SJZ, Member, New York Bar / FreeAdvice Contributing Attorney

Answered 5 years ago | Contributor

Your husband might have recourse: a majority owner of a privately or closely held company has a "fiduciary duty" to not deliberately or carelessly damage or devalue his/her minority partner's investment. However, the majority partner is allowed to engage in his/her own business ventures if they are reasonable ones, even if they turn out, in retrospect, to damage the minority's partner's interests--that is, it's (so to speak) the intent of the majority partner's actions more than the specific acts themselves which determine if the fiduciary duty is violated. Also, if there is no harm, there is no violation. So to go over a few scenarios as examples:
1) The competiting business already existed and the majority partner simply runs it completely independently of the businss your husband is involved in--nothing changed  but the ownership of the competitor, so the other partner did nothing wrong; he/she did not act to increase the harm (if any) the other business suffers from competition. No breach of fiduciary duty.

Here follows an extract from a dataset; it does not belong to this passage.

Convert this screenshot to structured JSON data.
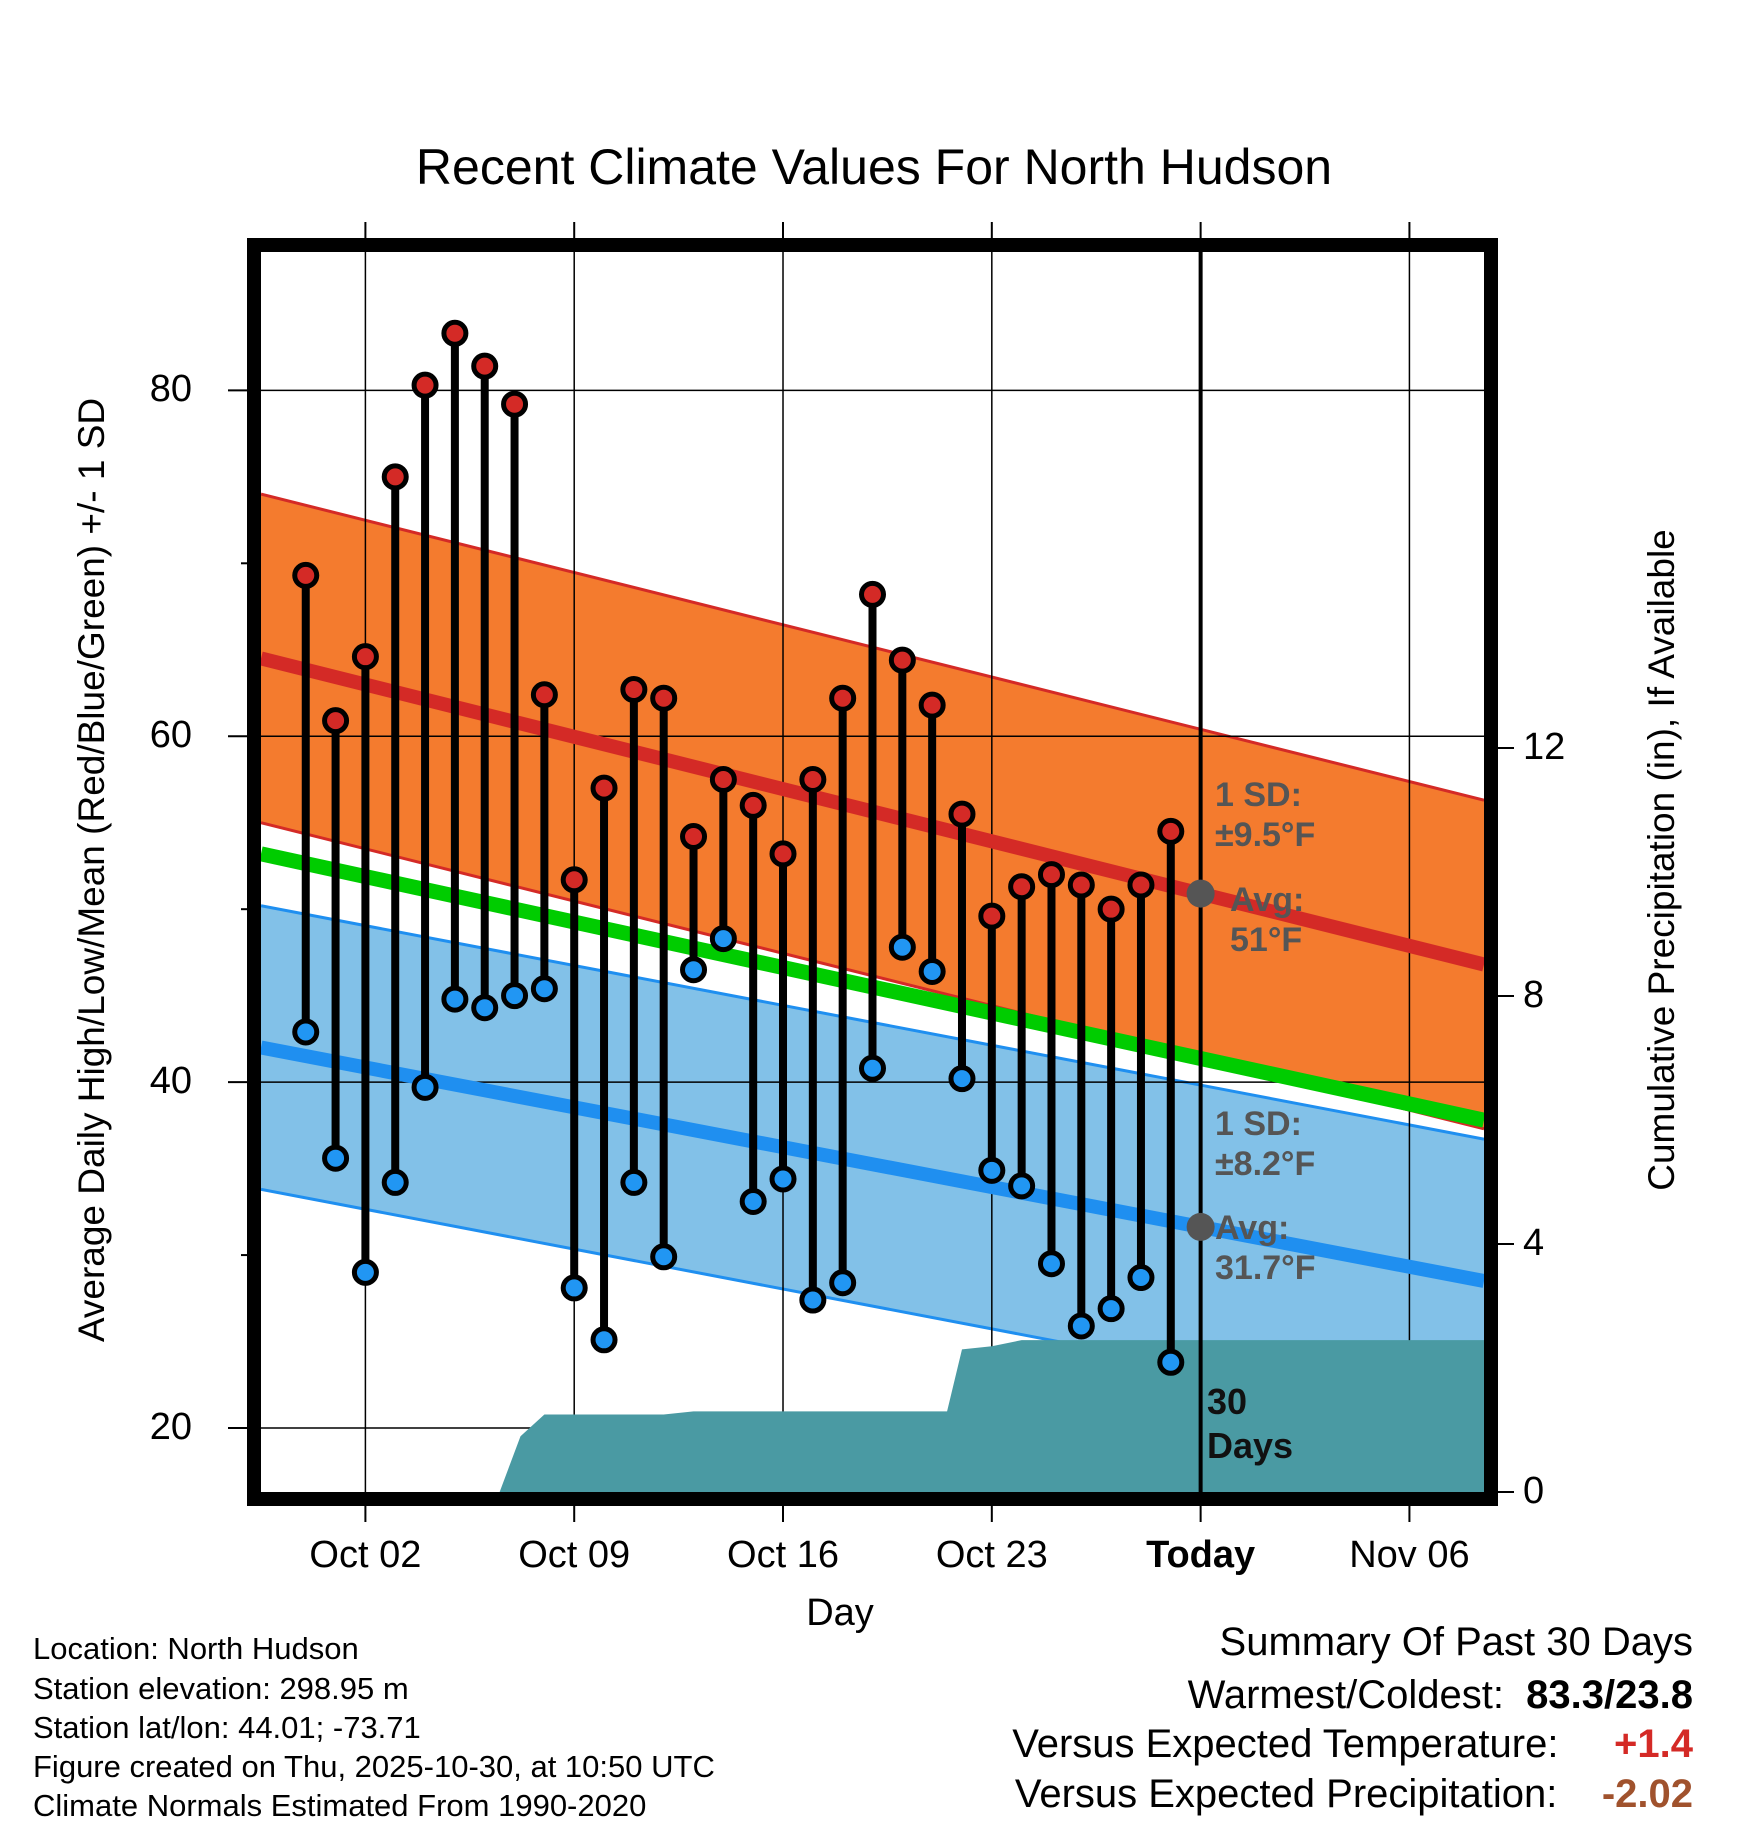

2) The other partner bought the business with an eye towards consolidating it with the first business in some way, which will yield a single business with greater market share and lower costs--even if that doesn't work out, it's a reasonable plan for a business owner (look at how many Fortune 500 companies do this) and so no breach.
3) Similar to the above, the other partner intends to not formally combine the businesses, but to run them in way (sharing back-office resources and investments, plus expertise, for example) that leverages investments to help both. This may or may not work, and one business may benefit more than another, but again, it's a reasonable plan that many companies follow. No breach.
But contrast that with:
4) The other owner buys the new business and shift his time, attention, and resources from the business which he "only" owns 88% of to the one he now owns 100% of. The sharing is one way only--he takes, for example, customer lists or vendor contacts from business 1 for the benefit of 2 and not vice versa, and starves 1 of attention and money while he's growing 2. That would very likely be a breach of fiduciary duty, since he is hurting his minority partner's interest to benefit his own.